Miguel: Um arquivo confiável é aquele que demonstrou sua capacidade de preservar o conteúdo e sua usabilidade a longo prazo. Isto pode ser demonstrado através de meios como:

– Mandato e financiamento demonstrados

– Um histórico comprovado de preservação do conteúdo acadêmico

– Acordos  claros  e  transparentes  documentados,  fluxos  de  trabalho,  processos  e  avaliações  de  risco para garantir o acesso a longo prazo ao conteúdo do repositório

– Fornecimento  aberto  de  informações  sobre  seu  acervo  em  seus  websites  e  através  do  registro The KEEPERS (para conteúdo com um ISSN)

– Certificação relevante, incluindo revisão por especialistas em bibliotecas (por exemplo, auditoria CRL TRAC, ISO:16363)

– Um plano de sucessão para que fique claro o que acontece com o conteúdo se o arquivo for afundado

P: Como é feita a preservação digital a longo prazo? O que é fácil?
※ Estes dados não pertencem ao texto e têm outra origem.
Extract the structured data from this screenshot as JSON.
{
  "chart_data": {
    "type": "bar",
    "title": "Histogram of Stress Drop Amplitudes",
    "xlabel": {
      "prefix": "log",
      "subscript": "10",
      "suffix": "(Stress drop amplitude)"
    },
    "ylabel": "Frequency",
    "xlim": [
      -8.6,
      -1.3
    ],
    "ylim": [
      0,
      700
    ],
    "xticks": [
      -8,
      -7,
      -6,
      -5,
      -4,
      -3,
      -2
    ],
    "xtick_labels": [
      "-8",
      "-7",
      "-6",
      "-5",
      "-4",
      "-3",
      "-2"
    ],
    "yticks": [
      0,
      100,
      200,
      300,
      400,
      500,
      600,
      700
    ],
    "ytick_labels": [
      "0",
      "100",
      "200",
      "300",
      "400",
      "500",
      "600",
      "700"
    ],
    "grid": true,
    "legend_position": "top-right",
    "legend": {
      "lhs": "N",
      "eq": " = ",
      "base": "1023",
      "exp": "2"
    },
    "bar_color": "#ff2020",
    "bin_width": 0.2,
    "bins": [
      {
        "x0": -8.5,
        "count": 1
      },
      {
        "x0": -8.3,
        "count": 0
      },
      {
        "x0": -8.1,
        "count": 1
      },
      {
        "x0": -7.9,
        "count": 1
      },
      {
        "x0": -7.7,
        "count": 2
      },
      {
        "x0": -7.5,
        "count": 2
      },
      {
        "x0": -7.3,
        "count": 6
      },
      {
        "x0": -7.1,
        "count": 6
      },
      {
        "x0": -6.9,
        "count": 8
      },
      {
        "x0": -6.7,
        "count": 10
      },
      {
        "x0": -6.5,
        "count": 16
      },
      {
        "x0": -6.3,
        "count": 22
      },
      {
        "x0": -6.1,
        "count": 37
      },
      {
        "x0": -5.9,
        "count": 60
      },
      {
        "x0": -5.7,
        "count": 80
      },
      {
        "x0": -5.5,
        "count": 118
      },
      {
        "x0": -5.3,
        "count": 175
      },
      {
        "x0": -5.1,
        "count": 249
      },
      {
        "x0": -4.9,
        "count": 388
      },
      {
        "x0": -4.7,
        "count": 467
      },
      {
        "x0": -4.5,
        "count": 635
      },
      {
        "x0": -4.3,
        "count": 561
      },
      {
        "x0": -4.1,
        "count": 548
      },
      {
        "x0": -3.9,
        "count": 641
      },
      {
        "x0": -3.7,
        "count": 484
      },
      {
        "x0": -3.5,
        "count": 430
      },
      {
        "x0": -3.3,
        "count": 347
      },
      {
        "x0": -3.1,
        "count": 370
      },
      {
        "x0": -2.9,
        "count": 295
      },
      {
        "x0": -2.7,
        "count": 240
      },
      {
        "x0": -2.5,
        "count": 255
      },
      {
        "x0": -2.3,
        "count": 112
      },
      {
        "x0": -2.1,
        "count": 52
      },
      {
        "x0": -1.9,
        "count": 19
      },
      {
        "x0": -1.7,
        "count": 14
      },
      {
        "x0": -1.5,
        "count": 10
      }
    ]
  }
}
O que é difícil?

Miguel: A preservação digital a longo prazo depende de planos e políticas, assim como de avaliações periódicas  da  infraestrutura  tecnológica  dedicada  a  ela.  A  parte  de  planejamento  pode  ser  fácil  se construída  por  uma  equipe  qualificada.  O  que  às  vezes  é  difícil  é  encontrar  maneiras  de  criar  um orçamento sustentável para a preservação a muito longo prazo.

P: É mais provável que o conteúdo aberto seja acessível e utilizável? Ou o conteúdo de OA também precisa ser ativamente preservado?

Miguel: Sim, é mais provável que o conteúdo de acesso aberto seja preservável, mas a preservação não é automática. Para preservar o conteúdo aberto a muito longo prazo, é necessária uma cura ativa. Por exemplo,  curadoria  para  garantir  a  avaliação  constante  dos  esquemas  descritivos  e  elementos  de metadados  do  conteúdo  que  incluem  informações  sobre  o  formato,  a  origem  e  a  autenticidade  do conteúdo.

P: Há algum desafio de preservação digital que o mantém acordado à noite?

Miguel: Sempre  tenho  perguntas  sobre  o  futuro  de  nossos  arquivos  pessoais  e  como  eles  serão interpretados. O poderoso império antigo do Egito pensava que em pedra sua memória estaria segura. Hoje sabemos que há muita coisa na Internet sobre cada um de nós e que todos esses dados podem ser  manipulados.  Por  esta  razão,  estou  refletindo  sobre  como  a  preservação  digital  pode  contribuir para  construir  uma  memória  verdadeira  da  humanidade  que  dure  por  mais  de  mil  anos  e  a  mostre como ela realmente era.